How the taxi industry plans to deal with a lack of insurance coverage

By Greg Meckbach | March 6, 2020 | Last updated on October 2, 2024
2 min read

There is a movement afoot to set-up a mutual insurer or something similar, by which Ontario taxi operators can self-insure the commercial auto insurance they need.

“We are going to take a new approach, which is self-insuring,” Yellow London Taxi Inc. CEO Hasan Savehilaghi told Canadian Underwriter.

The idea is for different taxi companies to get together and collectively own the insurance company.

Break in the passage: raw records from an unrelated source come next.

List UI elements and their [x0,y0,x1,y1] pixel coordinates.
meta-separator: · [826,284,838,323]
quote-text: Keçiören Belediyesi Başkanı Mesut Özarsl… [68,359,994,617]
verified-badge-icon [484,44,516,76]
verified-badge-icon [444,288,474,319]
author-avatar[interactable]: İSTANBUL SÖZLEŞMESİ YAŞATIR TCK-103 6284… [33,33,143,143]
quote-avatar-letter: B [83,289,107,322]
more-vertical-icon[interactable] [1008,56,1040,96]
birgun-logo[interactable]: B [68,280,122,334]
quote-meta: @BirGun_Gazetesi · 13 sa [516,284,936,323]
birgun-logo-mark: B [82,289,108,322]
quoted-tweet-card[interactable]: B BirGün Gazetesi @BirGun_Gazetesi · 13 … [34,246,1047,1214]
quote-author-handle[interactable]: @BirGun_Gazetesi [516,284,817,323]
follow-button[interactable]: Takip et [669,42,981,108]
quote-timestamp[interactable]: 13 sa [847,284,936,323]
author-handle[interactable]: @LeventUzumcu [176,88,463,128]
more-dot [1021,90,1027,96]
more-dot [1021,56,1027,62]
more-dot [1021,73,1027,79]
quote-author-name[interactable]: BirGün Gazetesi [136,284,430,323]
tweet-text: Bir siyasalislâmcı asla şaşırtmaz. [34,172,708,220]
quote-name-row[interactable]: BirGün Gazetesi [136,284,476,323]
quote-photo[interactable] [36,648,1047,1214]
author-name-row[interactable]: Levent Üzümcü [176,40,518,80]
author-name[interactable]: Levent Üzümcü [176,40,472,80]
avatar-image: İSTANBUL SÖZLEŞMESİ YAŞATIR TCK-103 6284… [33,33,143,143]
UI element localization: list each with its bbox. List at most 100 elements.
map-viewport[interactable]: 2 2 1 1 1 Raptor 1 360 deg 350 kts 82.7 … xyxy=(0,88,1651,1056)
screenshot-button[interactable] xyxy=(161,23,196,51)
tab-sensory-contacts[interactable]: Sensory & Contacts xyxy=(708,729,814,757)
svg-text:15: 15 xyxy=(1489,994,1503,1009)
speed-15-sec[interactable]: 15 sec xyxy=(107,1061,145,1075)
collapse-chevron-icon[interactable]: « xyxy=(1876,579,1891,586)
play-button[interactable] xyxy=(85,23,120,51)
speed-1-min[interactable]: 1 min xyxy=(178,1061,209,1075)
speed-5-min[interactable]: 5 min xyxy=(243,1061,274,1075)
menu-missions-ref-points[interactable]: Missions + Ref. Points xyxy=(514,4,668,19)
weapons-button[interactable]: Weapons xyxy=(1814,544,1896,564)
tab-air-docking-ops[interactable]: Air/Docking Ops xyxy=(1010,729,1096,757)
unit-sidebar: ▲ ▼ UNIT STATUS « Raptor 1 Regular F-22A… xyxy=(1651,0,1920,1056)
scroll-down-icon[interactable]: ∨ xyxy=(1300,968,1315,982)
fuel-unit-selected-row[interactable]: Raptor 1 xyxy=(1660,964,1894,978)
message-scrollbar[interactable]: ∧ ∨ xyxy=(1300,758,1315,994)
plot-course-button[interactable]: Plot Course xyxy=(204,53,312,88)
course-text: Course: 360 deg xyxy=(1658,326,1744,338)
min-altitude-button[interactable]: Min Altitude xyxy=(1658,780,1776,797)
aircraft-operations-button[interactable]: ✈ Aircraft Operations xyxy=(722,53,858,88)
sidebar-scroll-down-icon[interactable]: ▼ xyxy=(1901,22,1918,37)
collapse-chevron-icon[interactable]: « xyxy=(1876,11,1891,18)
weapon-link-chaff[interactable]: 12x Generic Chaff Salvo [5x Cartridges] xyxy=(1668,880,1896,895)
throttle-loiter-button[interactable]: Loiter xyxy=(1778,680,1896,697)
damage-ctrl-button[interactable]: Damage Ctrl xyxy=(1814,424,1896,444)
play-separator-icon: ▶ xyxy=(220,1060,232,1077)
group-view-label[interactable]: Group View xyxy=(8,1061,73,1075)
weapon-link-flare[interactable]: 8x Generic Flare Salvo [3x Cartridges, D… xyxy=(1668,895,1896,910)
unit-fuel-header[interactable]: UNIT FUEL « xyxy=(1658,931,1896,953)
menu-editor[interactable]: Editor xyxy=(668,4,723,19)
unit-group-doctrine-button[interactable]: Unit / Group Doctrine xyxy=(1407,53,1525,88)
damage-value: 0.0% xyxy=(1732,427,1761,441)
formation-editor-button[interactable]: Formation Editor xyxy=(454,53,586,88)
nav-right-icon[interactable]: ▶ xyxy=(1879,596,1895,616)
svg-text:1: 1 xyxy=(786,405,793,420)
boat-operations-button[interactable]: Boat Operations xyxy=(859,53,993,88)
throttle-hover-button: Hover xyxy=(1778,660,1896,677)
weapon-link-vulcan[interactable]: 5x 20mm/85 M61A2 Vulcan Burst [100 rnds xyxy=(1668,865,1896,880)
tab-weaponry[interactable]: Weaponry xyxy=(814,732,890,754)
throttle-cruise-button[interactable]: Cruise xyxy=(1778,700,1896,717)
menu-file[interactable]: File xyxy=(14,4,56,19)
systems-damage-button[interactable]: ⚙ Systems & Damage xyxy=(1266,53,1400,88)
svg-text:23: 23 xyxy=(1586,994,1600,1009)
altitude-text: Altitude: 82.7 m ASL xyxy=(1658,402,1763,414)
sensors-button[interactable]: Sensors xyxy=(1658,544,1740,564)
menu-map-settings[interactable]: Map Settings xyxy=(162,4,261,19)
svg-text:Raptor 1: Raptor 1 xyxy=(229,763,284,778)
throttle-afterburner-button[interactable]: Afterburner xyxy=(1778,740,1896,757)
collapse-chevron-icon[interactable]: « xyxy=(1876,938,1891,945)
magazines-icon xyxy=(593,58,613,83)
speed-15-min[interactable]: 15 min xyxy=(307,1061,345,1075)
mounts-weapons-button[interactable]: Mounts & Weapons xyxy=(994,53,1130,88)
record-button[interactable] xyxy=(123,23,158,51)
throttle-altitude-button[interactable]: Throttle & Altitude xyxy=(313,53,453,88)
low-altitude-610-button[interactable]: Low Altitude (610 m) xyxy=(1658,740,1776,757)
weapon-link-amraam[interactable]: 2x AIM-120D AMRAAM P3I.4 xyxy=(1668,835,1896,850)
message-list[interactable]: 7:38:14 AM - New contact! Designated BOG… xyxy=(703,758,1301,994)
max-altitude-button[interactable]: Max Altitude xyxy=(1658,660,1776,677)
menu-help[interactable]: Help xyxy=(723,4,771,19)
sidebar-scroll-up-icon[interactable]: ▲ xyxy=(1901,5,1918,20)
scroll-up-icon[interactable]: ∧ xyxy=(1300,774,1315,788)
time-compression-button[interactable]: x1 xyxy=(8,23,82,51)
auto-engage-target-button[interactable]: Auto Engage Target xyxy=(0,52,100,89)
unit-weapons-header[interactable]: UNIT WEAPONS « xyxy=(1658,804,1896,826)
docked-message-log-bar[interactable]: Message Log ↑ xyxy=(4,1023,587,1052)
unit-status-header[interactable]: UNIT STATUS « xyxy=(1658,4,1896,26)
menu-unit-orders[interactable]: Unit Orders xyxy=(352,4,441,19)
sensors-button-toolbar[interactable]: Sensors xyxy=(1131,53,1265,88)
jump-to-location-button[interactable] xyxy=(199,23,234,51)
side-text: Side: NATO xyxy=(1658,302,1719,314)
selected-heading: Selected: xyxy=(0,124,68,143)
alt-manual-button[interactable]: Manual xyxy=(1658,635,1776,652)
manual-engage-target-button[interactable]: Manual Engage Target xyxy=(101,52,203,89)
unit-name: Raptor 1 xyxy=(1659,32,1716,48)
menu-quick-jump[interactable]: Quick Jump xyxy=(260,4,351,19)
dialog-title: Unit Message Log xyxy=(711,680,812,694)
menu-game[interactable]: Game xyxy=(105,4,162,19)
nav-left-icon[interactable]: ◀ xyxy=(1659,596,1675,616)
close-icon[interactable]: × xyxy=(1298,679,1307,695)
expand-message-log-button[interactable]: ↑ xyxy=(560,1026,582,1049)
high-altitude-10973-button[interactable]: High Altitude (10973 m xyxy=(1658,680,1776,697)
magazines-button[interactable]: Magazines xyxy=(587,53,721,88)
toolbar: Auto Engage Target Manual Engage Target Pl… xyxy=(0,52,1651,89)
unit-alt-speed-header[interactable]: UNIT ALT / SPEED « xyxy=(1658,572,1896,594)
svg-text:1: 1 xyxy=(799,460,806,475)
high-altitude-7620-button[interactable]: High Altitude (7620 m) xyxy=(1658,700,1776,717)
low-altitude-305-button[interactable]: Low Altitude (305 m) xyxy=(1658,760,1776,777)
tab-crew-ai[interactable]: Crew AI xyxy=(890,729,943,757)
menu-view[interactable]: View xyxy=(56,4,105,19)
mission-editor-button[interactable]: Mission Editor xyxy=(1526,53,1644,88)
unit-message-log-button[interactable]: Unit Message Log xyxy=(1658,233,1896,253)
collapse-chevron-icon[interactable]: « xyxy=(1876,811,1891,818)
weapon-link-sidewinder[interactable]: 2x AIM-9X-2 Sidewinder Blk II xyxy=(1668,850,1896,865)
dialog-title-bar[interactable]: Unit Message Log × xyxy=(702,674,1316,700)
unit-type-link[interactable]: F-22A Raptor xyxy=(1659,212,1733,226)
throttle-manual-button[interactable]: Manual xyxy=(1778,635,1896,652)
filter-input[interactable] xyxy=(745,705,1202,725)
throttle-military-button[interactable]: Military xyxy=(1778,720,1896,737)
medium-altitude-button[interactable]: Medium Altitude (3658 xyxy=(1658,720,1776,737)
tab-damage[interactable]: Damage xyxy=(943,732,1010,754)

“We just want to eliminate insurance brokers out of the picture,” said Savehilaghi. “The main waste, from our understanding, is coming from there. We want to eliminate this gigantic cost they have for fancy offices … they apply extra charges and surcharges. We just don’t know – what is really the positive role of insurance brokers?”

Yellow Taxi plans to get together with other Ontario taxi firms to look for a law firm that sets up captives, licenced insurers, and similar entities.

“We are working on the idea. It is still a raw idea but we took initial steps,” Savehilaghi said in an interview about availability and recent pricing trends in taxi insurance. “At some point we will have to have a name for it. We will have to explain how it works.”

Yellow Taxi does not itself buy the commercial auto insurance. It’s the owner-operators of taxis affiliated with Yellow who buy their insurance. Until this past fall, his London, Ont. cabbies were paying in the neighbourhood of $6,000 a year. But then on renewal, many saw prices go up to about $8,000 or $,9000, Savehilaghi said in an interview.

“All of a sudden, with absolutely no explanation to us, no reason provided to us, the insurance premium in London increased by 45%.”

This happened to some with 10 days or less to renew.

Moreover, Savehilaghi  reports some Toronto taxi owners are paying about $18,000 a year in insurance premiums and province-wide, many have to go the Facility Association for coverage.

Savehilaghi plans to meet with other Ontario taxi firms to further refine the idea of a mutual or some sort of self insurance.

“The whole idea is we are not going to do it for profit,” said Savehilaghi. “It’s going to be money invested from owner operators. Taxi companies will have no direct control over it. We will have licenced people who know about the concept and about the business. They will run it. They will be paid for it.”

“That is not going to be very much welcomed by the insurance industry, but it is going to be absolutely game-changing, at least in Ontario, and we are hoping it is going to be followed in other provinces in Canada.”